The connection between the CAP and bullfighting

The connection between the CAP and bullfighting

The European Parliament voted recently on its position on the CAP reform. This included a series of amendments concerning CAP financial support for bullfighting and a potential restriction on coupled payments for which the legal basis is questionable.

On 28 October 2020, Member of the European Parliament (MEP), Mazaly Aguilar of the European Conservatives and Reformists Group, posed a written parliamentary question to the European Commission.

MEP Aguilar asked the Commission “does it consider that there is a legal basis for Amendments 1229 and 858 adopted on the strategic plans?” and “will they have any real impact on the distribution of aid fixed by the new CAP?”

Lastly, MEP Aguilar enquired “could the Commission list the financial measures in the CAP that support bullfighting at present?” and “what, in the Commission’s opinion, do breeding bulls for bullfighting and their pasture land contribute to biodiversity and the aims put forward in the Farm to Fork Strategy?”

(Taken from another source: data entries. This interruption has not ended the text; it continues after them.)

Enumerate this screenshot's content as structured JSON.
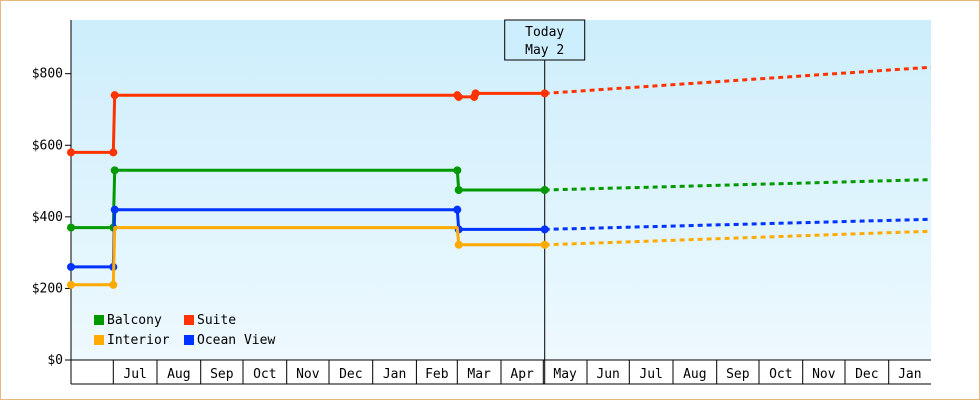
{
  "chart_data": {
    "type": "line",
    "title": "",
    "xlabel": "",
    "ylabel": "",
    "ylim": [
      0,
      950
    ],
    "y_ticks": [
      {
        "value": 0,
        "label": "$0"
      },
      {
        "value": 200,
        "label": "$200"
      },
      {
        "value": 400,
        "label": "$400"
      },
      {
        "value": 600,
        "label": "$600"
      },
      {
        "value": 800,
        "label": "$800"
      }
    ],
    "x_month_labels": [
      "Jul",
      "Aug",
      "Sep",
      "Oct",
      "Nov",
      "Dec",
      "Jan",
      "Feb",
      "Mar",
      "Apr",
      "May",
      "Jun",
      "Jul",
      "Aug",
      "Sep",
      "Oct",
      "Nov",
      "Dec",
      "Jan"
    ],
    "x_range": [
      "2023-06-01",
      "2025-01-31"
    ],
    "today": {
      "date": "2024-05-02",
      "line1": "Today",
      "line2": "May 2"
    },
    "grid": false,
    "legend_position": "bottom-left",
    "series": [
      {
        "name": "Suite",
        "color": "#ff3300",
        "history": [
          [
            "2023-06-01",
            580
          ],
          [
            "2023-07-01",
            580
          ],
          [
            "2023-07-02",
            740
          ],
          [
            "2024-03-01",
            740
          ],
          [
            "2024-03-02",
            735
          ],
          [
            "2024-03-13",
            735
          ],
          [
            "2024-03-14",
            745
          ],
          [
            "2024-05-02",
            745
          ]
        ],
        "markers": [
          [
            "2023-06-01",
            580
          ],
          [
            "2023-07-01",
            580
          ],
          [
            "2023-07-02",
            740
          ],
          [
            "2024-03-01",
            740
          ],
          [
            "2024-03-02",
            735
          ],
          [
            "2024-03-13",
            735
          ],
          [
            "2024-03-14",
            745
          ],
          [
            "2024-05-02",
            745
          ]
        ],
        "forecast": [
          [
            "2024-05-02",
            745
          ],
          [
            "2025-01-31",
            818
          ]
        ]
      },
      {
        "name": "Balcony",
        "color": "#009900",
        "history": [
          [
            "2023-06-01",
            370
          ],
          [
            "2023-07-01",
            370
          ],
          [
            "2023-07-02",
            530
          ],
          [
            "2024-03-01",
            530
          ],
          [
            "2024-03-02",
            475
          ],
          [
            "2024-05-02",
            475
          ]
        ],
        "markers": [
          [
            "2023-06-01",
            370
          ],
          [
            "2023-07-01",
            370
          ],
          [
            "2023-07-02",
            530
          ],
          [
            "2024-03-01",
            530
          ],
          [
            "2024-03-02",
            475
          ],
          [
            "2024-05-02",
            475
          ]
        ],
        "forecast": [
          [
            "2024-05-02",
            475
          ],
          [
            "2025-01-31",
            504
          ]
        ]
      },
      {
        "name": "Ocean View",
        "color": "#0033ff",
        "history": [
          [
            "2023-06-01",
            260
          ],
          [
            "2023-07-01",
            260
          ],
          [
            "2023-07-02",
            420
          ],
          [
            "2024-03-01",
            420
          ],
          [
            "2024-03-02",
            365
          ],
          [
            "2024-05-02",
            365
          ]
        ],
        "markers": [
          [
            "2023-06-01",
            260
          ],
          [
            "2023-07-01",
            260
          ],
          [
            "2023-07-02",
            420
          ],
          [
            "2024-03-01",
            420
          ],
          [
            "2024-03-02",
            365
          ],
          [
            "2024-05-02",
            365
          ]
        ],
        "forecast": [
          [
            "2024-05-02",
            365
          ],
          [
            "2025-01-31",
            393
          ]
        ]
      },
      {
        "name": "Interior",
        "color": "#ffaa00",
        "history": [
          [
            "2023-06-01",
            210
          ],
          [
            "2023-07-01",
            210
          ],
          [
            "2023-07-02",
            370
          ],
          [
            "2024-03-01",
            370
          ],
          [
            "2024-03-02",
            322
          ],
          [
            "2024-05-02",
            322
          ]
        ],
        "markers": [
          [
            "2023-06-01",
            210
          ],
          [
            "2023-07-01",
            210
          ],
          [
            "2024-03-02",
            322
          ],
          [
            "2024-05-02",
            322
          ]
        ],
        "forecast": [
          [
            "2024-05-02",
            322
          ],
          [
            "2025-01-31",
            360
          ]
        ]
      }
    ],
    "legend": [
      {
        "name": "Balcony",
        "color": "#009900"
      },
      {
        "name": "Suite",
        "color": "#ff3300"
      },
      {
        "name": "Interior",
        "color": "#ffaa00"
      },
      {
        "name": "Ocean View",
        "color": "#0033ff"
      }
    ]
  }
}
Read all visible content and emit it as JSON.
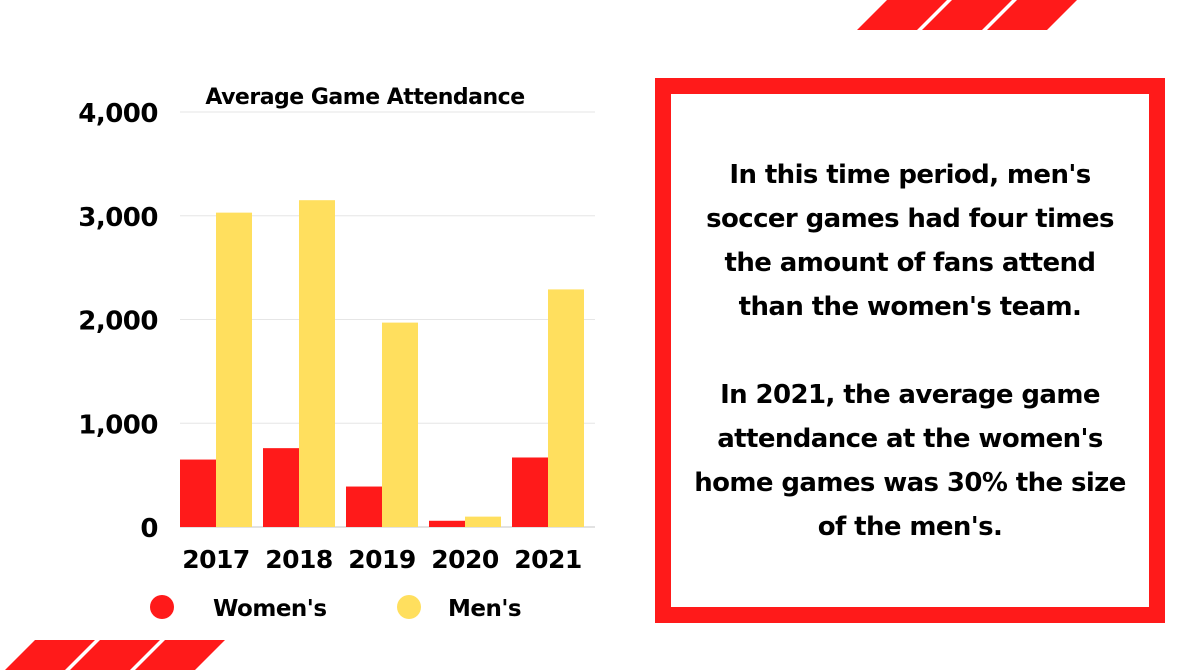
{
  "colors": {
    "accent": "#ff1a1a",
    "women": "#ff1a1a",
    "men": "#ffdf5e",
    "grid": "#e6e6e6"
  },
  "chart_data": {
    "type": "bar",
    "title": "Average Game Attendance",
    "categories": [
      "2017",
      "2018",
      "2019",
      "2020",
      "2021"
    ],
    "series": [
      {
        "name": "Women's",
        "color": "#ff1a1a",
        "values": [
          650,
          760,
          390,
          60,
          670
        ]
      },
      {
        "name": "Men's",
        "color": "#ffdf5e",
        "values": [
          3030,
          3150,
          1970,
          100,
          2290
        ]
      }
    ],
    "ylim": [
      0,
      4000
    ],
    "yticks": [
      0,
      1000,
      2000,
      3000,
      4000
    ],
    "ytick_labels": [
      "0",
      "1,000",
      "2,000",
      "3,000",
      "4,000"
    ],
    "grid": true,
    "legend": "bottom"
  },
  "callout": {
    "paragraph1": "In this time period, men's soccer games had four times the amount of fans attend than the women's team.",
    "paragraph2": "In 2021, the average game attendance at the women's home games was 30% the size of the men's."
  }
}
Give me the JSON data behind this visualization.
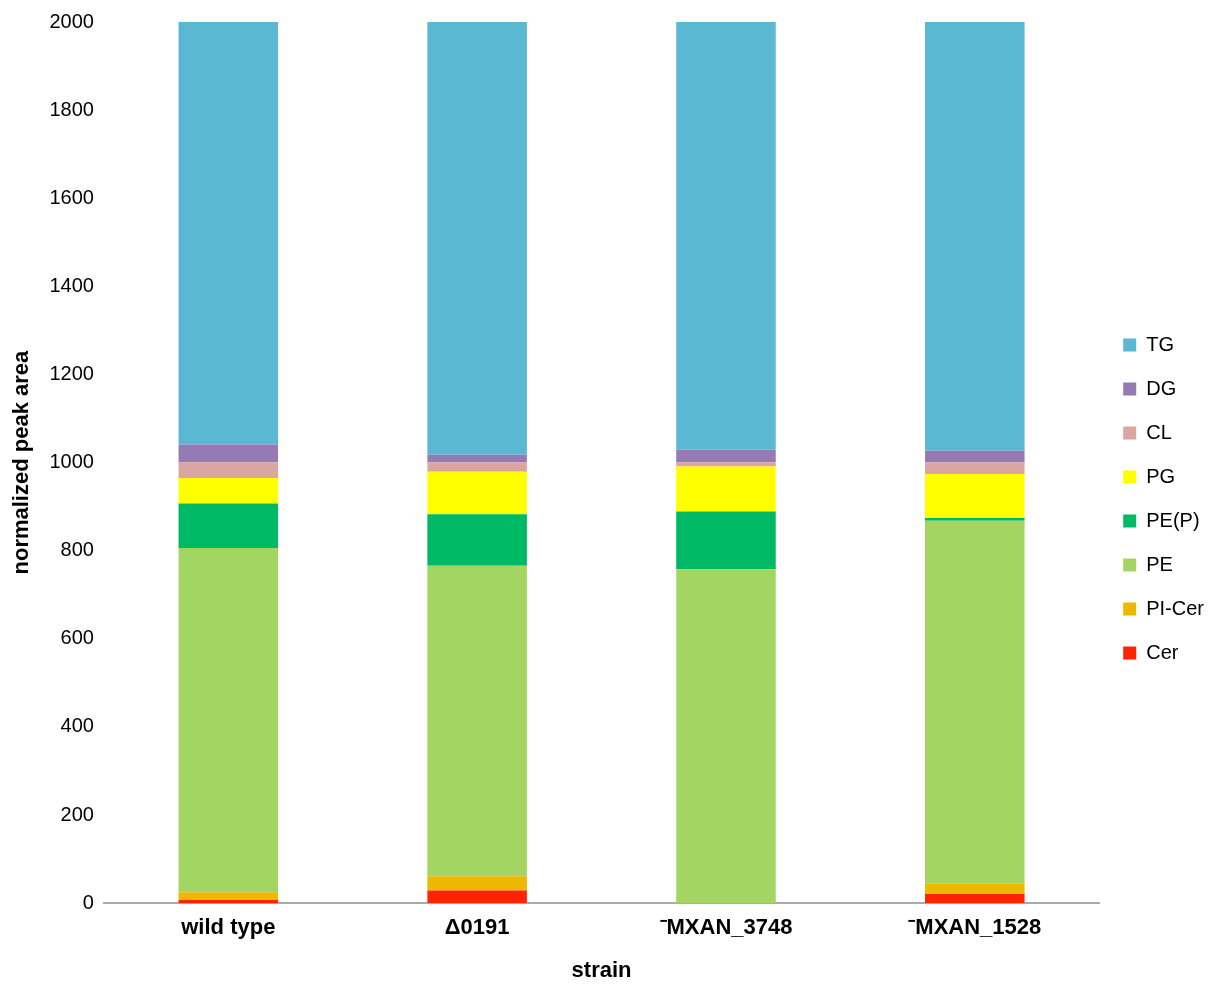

On 4 December, Agriculture Commissioner Janusz Wojciechowski responded on behalf of the European Commission and reported that “the European Parliament and the Council as co-legislators are entitled to decide amendments to link the support under the common agricultural policy (CAP) to certain conditions to be respected by the beneficiaries” and “the European Parliament’s amendments referred to by the Honourable Member will be discussed in the trilogues between all three institutions which started on 10 November 2020”.

Commissioner Janusz Wojciechowski stated that “no particular impact in terms of the distribution of the aid under the new CAP is expected with this proposal” and “some instruments in the Commission proposal have been specifically designed to address the issue of distribution of support in a more direct and efficient way”. He further explained that “under the current framework of the CAP there is no aid designed to support the breeding of bulls for fighting” and “since the 2003 reform, farmers can get direct payments irrespective of production or destination of the product, as the vast majority of payments are decoupled”.

Commissioner Wojciechowski asserted that “though it is not excluded that Member States could indirectly support bull breeders through the granting of voluntary coupled support, the final use of the supported animals is not governed by Union rules”.

The Agriculture Commissioner also clarified that “in the context of rural development, farmers may receive support under certain measures related, for example, to farm modernisation, agri-environment-climate schemes or areas facing natural constraints for activities not linked to bullfighting”.

Finally, he highlighted that “semi-natural grasslands, resulting from extensively used pastures, are a highly valuable and threatened ecosystem requiring adequate protection and management in the EU, independently of the destination of the grazing animals” and “the Commission is committed to incentivize the most sustainable and carbon-efficient methods of livestock production”.